# Slide shows



## unregistered65598 (Oct 4, 2010)

Someone else posted about a slide show they had done, and I thought it turned out really nice. It got me thinking about the ones I do. I only have 2 of the first ones I made posted on my web site. I lost the others during file transfers from our old comp to the new one, but I wanted to see what you all thought of them and if anyone would be willing to pay for someone to put together a show like this, what would you be willing to pay? I love doing these but they are very time consuming, so just trying to get a feel of what others thought and if it would be worth my time to do something like this for added income. when you get to the site just click the pictures not the d/l button, unless you want to save it to your computer. It takes a bit to load but I think it's worth the wait. The first one is pics my friend took, and the other is my GS his first year, both set to music.The quality of the pics are what was sent to me. I am learning to make adjustment to those now as well. thanks for looking and for your input.

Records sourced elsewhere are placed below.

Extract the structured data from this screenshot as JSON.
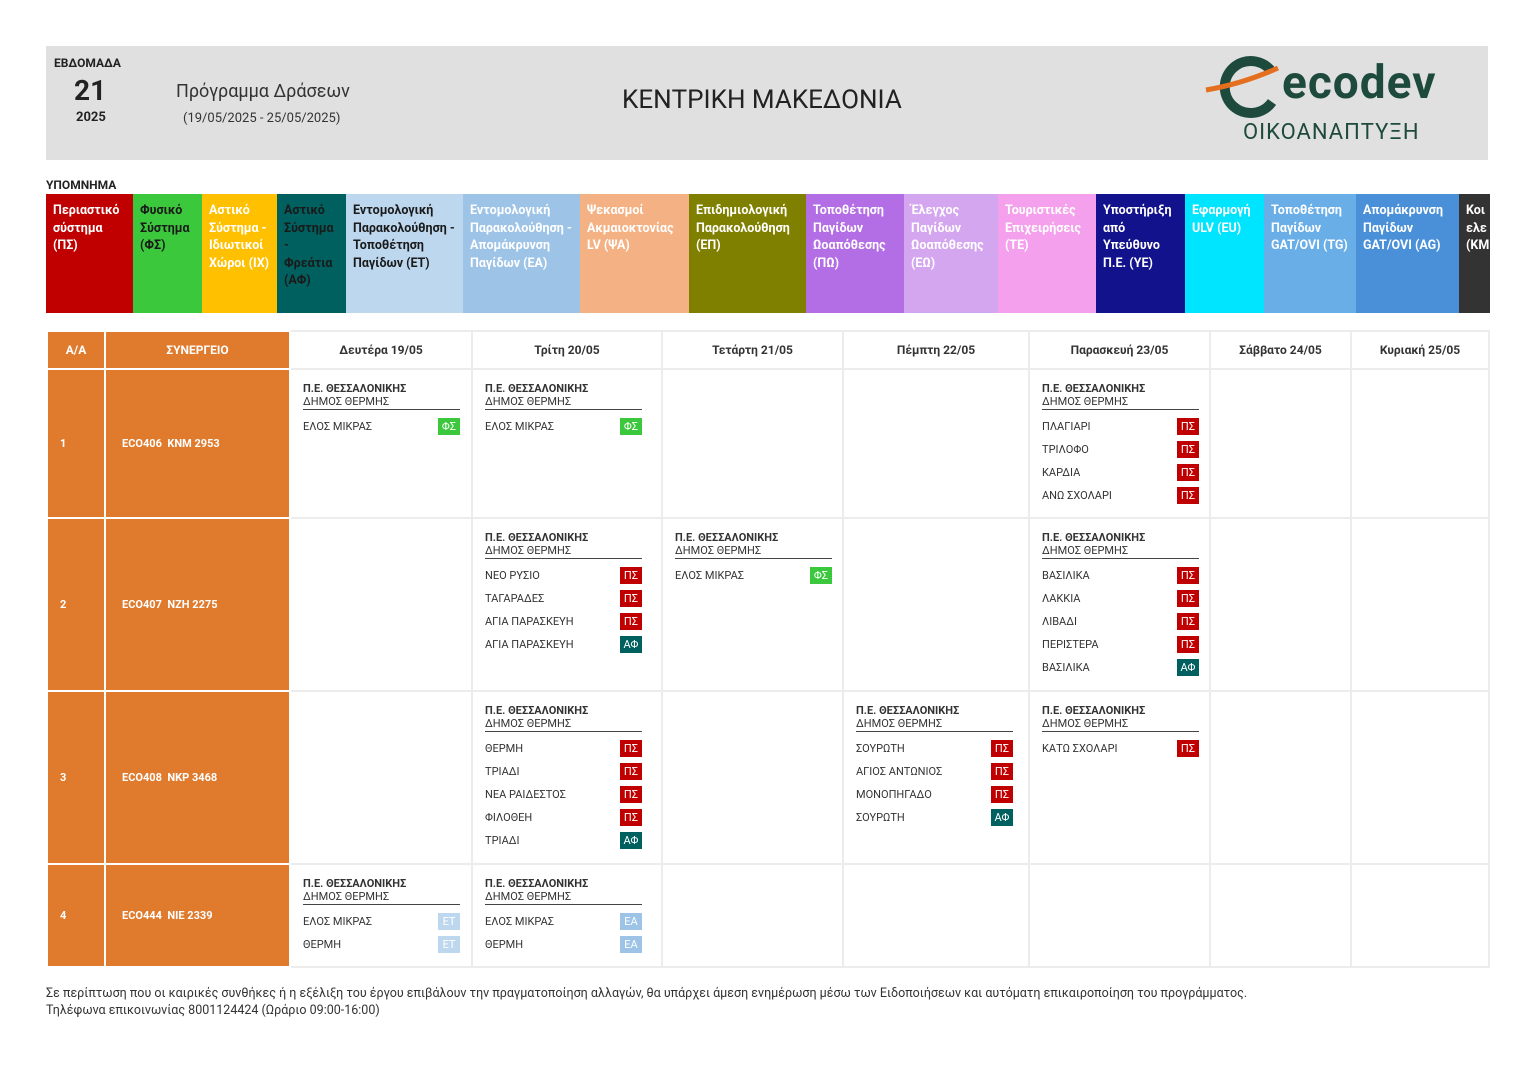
{
  "header": {
    "week_label": "ΕΒΔΟΜΑΔΑ",
    "week": "21",
    "year": "2025",
    "program": "Πρόγραμμα Δράσεων",
    "dates": "(19/05/2025 - 25/05/2025)",
    "region": "ΚΕΝΤΡΙΚΗ ΜΑΚΕΔΟΝΙΑ",
    "logo": "ecodev",
    "logo_sub": "ΟΙΚΟΑΝΑΠΤΥΞΗ"
  },
  "legend": {
    "title": "ΥΠΟΜΝΗΜΑ",
    "items": [
      {
        "label": "Περιαστικό σύστημα (ΠΣ)",
        "color": "#c00000",
        "text_color": "#ffffff"
      },
      {
        "label": "Φυσικό Σύστημα (ΦΣ)",
        "color": "#3cc83c",
        "text_color": "#1a1a1a"
      },
      {
        "label": "Αστικό Σύστημα - Ιδιωτικοί Χώροι (ΙΧ)",
        "color": "#ffc000",
        "text_color": "#ffffff"
      },
      {
        "label": "Αστικό Σύστημα - Φρεάτια (ΑΦ)",
        "color": "#006060",
        "text_color": "#1a1a1a"
      },
      {
        "label": "Εντομολογική Παρακολούθηση - Τοποθέτηση Παγίδων (ΕΤ)",
        "color": "#bdd7ee",
        "text_color": "#1a1a1a"
      },
      {
        "label": "Εντομολογική Παρακολούθηση - Απομάκρυνση Παγίδων (ΕΑ)",
        "color": "#9dc3e6",
        "text_color": "#ffffff"
      },
      {
        "label": "Ψεκασμοί Ακμαιοκτονίας LV (ΨΑ)",
        "color": "#f4b183",
        "text_color": "#ffffff"
      },
      {
        "label": "Επιδημιολογική Παρακολούθηση (ΕΠ)",
        "color": "#808000",
        "text_color": "#ffffff"
      },
      {
        "label": "Τοποθέτηση Παγίδων Ωοαπόθεσης (ΠΩ)",
        "color": "#b36ee6",
        "text_color": "#ffffff"
      },
      {
        "label": "Έλεγχος Παγίδων Ωοαπόθεσης (ΕΩ)",
        "color": "#d5a6f0",
        "text_color": "#ffffff"
      },
      {
        "label": "Τουριστικές Επιχειρήσεις (ΤΕ)",
        "color": "#f5a0ec",
        "text_color": "#ffffff"
      },
      {
        "label": "Υποστήριξη από Υπεύθυνο Π.Ε. (ΥΕ)",
        "color": "#12128c",
        "text_color": "#ffffff"
      },
      {
        "label": "Εφαρμογή ULV (EU)",
        "color": "#00e5ff",
        "text_color": "#ffffff"
      },
      {
        "label": "Τοποθέτηση Παγίδων GAT/OVI (TG)",
        "color": "#6aaee8",
        "text_color": "#ffffff"
      },
      {
        "label": "Απομάκρυνση Παγίδων GAT/OVI (AG)",
        "color": "#4a90d9",
        "text_color": "#ffffff"
      },
      {
        "label": "Κοι ελε (ΚΜ",
        "color": "#333333",
        "text_color": "#ffffff"
      }
    ]
  },
  "table": {
    "columns": [
      "Α/Α",
      "ΣΥΝΕΡΓΕΙΟ",
      "Δευτέρα 19/05",
      "Τρίτη 20/05",
      "Τετάρτη 21/05",
      "Πέμπτη 22/05",
      "Παρασκευή 23/05",
      "Σάββατο 24/05",
      "Κυριακή 25/05"
    ],
    "rows": [
      {
        "no": "1",
        "team": "ECO406  KNM 2953",
        "cells": [
          {
            "region": "Π.Ε. ΘΕΣΣΑΛΟΝΙΚΗΣ",
            "municipality": "ΔΗΜΟΣ ΘΕΡΜΗΣ",
            "items": [
              {
                "place": "ΕΛΟΣ ΜΙΚΡΑΣ",
                "code": "ΦΣ"
              }
            ]
          },
          {
            "region": "Π.Ε. ΘΕΣΣΑΛΟΝΙΚΗΣ",
            "municipality": "ΔΗΜΟΣ ΘΕΡΜΗΣ",
            "items": [
              {
                "place": "ΕΛΟΣ ΜΙΚΡΑΣ",
                "code": "ΦΣ"
              }
            ]
          },
          null,
          null,
          {
            "region": "Π.Ε. ΘΕΣΣΑΛΟΝΙΚΗΣ",
            "municipality": "ΔΗΜΟΣ ΘΕΡΜΗΣ",
            "items": [
              {
                "place": "ΠΛΑΓΙΑΡΙ",
                "code": "ΠΣ"
              },
              {
                "place": "ΤΡΙΛΟΦΟ",
                "code": "ΠΣ"
              },
              {
                "place": "ΚΑΡΔΙΑ",
                "code": "ΠΣ"
              },
              {
                "place": "ΑΝΩ ΣΧΟΛΑΡΙ",
                "code": "ΠΣ"
              }
            ]
          },
          null,
          null
        ]
      },
      {
        "no": "2",
        "team": "ECO407  NZH 2275",
        "cells": [
          null,
          {
            "region": "Π.Ε. ΘΕΣΣΑΛΟΝΙΚΗΣ",
            "municipality": "ΔΗΜΟΣ ΘΕΡΜΗΣ",
            "items": [
              {
                "place": "ΝΕΟ ΡΥΣΙΟ",
                "code": "ΠΣ"
              },
              {
                "place": "ΤΑΓΑΡΑΔΕΣ",
                "code": "ΠΣ"
              },
              {
                "place": "ΑΓΙΑ ΠΑΡΑΣΚΕΥΗ",
                "code": "ΠΣ"
              },
              {
                "place": "ΑΓΙΑ ΠΑΡΑΣΚΕΥΗ",
                "code": "ΑΦ"
              }
            ]
          },
          {
            "region": "Π.Ε. ΘΕΣΣΑΛΟΝΙΚΗΣ",
            "municipality": "ΔΗΜΟΣ ΘΕΡΜΗΣ",
            "items": [
              {
                "place": "ΕΛΟΣ ΜΙΚΡΑΣ",
                "code": "ΦΣ"
              }
            ]
          },
          null,
          {
            "region": "Π.Ε. ΘΕΣΣΑΛΟΝΙΚΗΣ",
            "municipality": "ΔΗΜΟΣ ΘΕΡΜΗΣ",
            "items": [
              {
                "place": "ΒΑΣΙΛΙΚΑ",
                "code": "ΠΣ"
              },
              {
                "place": "ΛΑΚΚΙΑ",
                "code": "ΠΣ"
              },
              {
                "place": "ΛΙΒΑΔΙ",
                "code": "ΠΣ"
              },
              {
                "place": "ΠΕΡΙΣΤΕΡΑ",
                "code": "ΠΣ"
              },
              {
                "place": "ΒΑΣΙΛΙΚΑ",
                "code": "ΑΦ"
              }
            ]
          },
          null,
          null
        ]
      },
      {
        "no": "3",
        "team": "ECO408  NKP 3468",
        "cells": [
          null,
          {
            "region": "Π.Ε. ΘΕΣΣΑΛΟΝΙΚΗΣ",
            "municipality": "ΔΗΜΟΣ ΘΕΡΜΗΣ",
            "items": [
              {
                "place": "ΘΕΡΜΗ",
                "code": "ΠΣ"
              },
              {
                "place": "ΤΡΙΑΔΙ",
                "code": "ΠΣ"
              },
              {
                "place": "ΝΕΑ ΡΑΙΔΕΣΤΟΣ",
                "code": "ΠΣ"
              },
              {
                "place": "ΦΙΛΟΘΕΗ",
                "code": "ΠΣ"
              },
              {
                "place": "ΤΡΙΑΔΙ",
                "code": "ΑΦ"
              }
            ]
          },
          null,
          {
            "region": "Π.Ε. ΘΕΣΣΑΛΟΝΙΚΗΣ",
            "municipality": "ΔΗΜΟΣ ΘΕΡΜΗΣ",
            "items": [
              {
                "place": "ΣΟΥΡΩΤΗ",
                "code": "ΠΣ"
              },
              {
                "place": "ΑΓΙΟΣ ΑΝΤΩΝΙΟΣ",
                "code": "ΠΣ"
              },
              {
                "place": "ΜΟΝΟΠΗΓΑΔΟ",
                "code": "ΠΣ"
              },
              {
                "place": "ΣΟΥΡΩΤΗ",
                "code": "ΑΦ"
              }
            ]
          },
          {
            "region": "Π.Ε. ΘΕΣΣΑΛΟΝΙΚΗΣ",
            "municipality": "ΔΗΜΟΣ ΘΕΡΜΗΣ",
            "items": [
              {
                "place": "ΚΑΤΩ ΣΧΟΛΑΡΙ",
                "code": "ΠΣ"
              }
            ]
          },
          null,
          null
        ]
      },
      {
        "no": "4",
        "team": "ECO444  NIE 2339",
        "cells": [
          {
            "region": "Π.Ε. ΘΕΣΣΑΛΟΝΙΚΗΣ",
            "municipality": "ΔΗΜΟΣ ΘΕΡΜΗΣ",
            "items": [
              {
                "place": "ΕΛΟΣ ΜΙΚΡΑΣ",
                "code": "ΕΤ"
              },
              {
                "place": "ΘΕΡΜΗ",
                "code": "ΕΤ"
              }
            ]
          },
          {
            "region": "Π.Ε. ΘΕΣΣΑΛΟΝΙΚΗΣ",
            "municipality": "ΔΗΜΟΣ ΘΕΡΜΗΣ",
            "items": [
              {
                "place": "ΕΛΟΣ ΜΙΚΡΑΣ",
                "code": "ΕΑ"
              },
              {
                "place": "ΘΕΡΜΗ",
                "code": "ΕΑ"
              }
            ]
          },
          null,
          null,
          null,
          null,
          null
        ]
      }
    ]
  },
  "footer": [
    "Σε περίπτωση που οι καιρικές συνθήκες ή η εξέλιξη του έργου επιβάλουν την πραγματοποίηση αλλαγών, θα υπάρχει άμεση ενημέρωση μέσω των Ειδοποιήσεων και αυτόματη επικαιροποίηση του προγράμματος.",
    "Τηλέφωνα επικοινωνίας 8001124424 (Ωράριο 09:00-16:00)"
  ]
}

http://server3.inalbum.com/ia30/show/hisp0ptart/

Rebecca


----------



## unregistered65598 (Oct 4, 2010)

I wasn't trying to sell you all anything. I was just trying to get some honest opinions. If I have posted this in the wrong place please let me know.


----------



## jesuisdiana (May 24, 2004)

Those are really nice - great job
I've looked into this too - google around for slideshows and also check for listings on ebay and etsy to get an idea of what people charge - prices are all over the spectrum.
Diana


----------



## unregistered65598 (Oct 4, 2010)

Thank you. I still have lots to learn, but I love playing with them. I will check into those sites thanks for your input


----------



## unregistered65598 (Oct 4, 2010)

I added a new show.


----------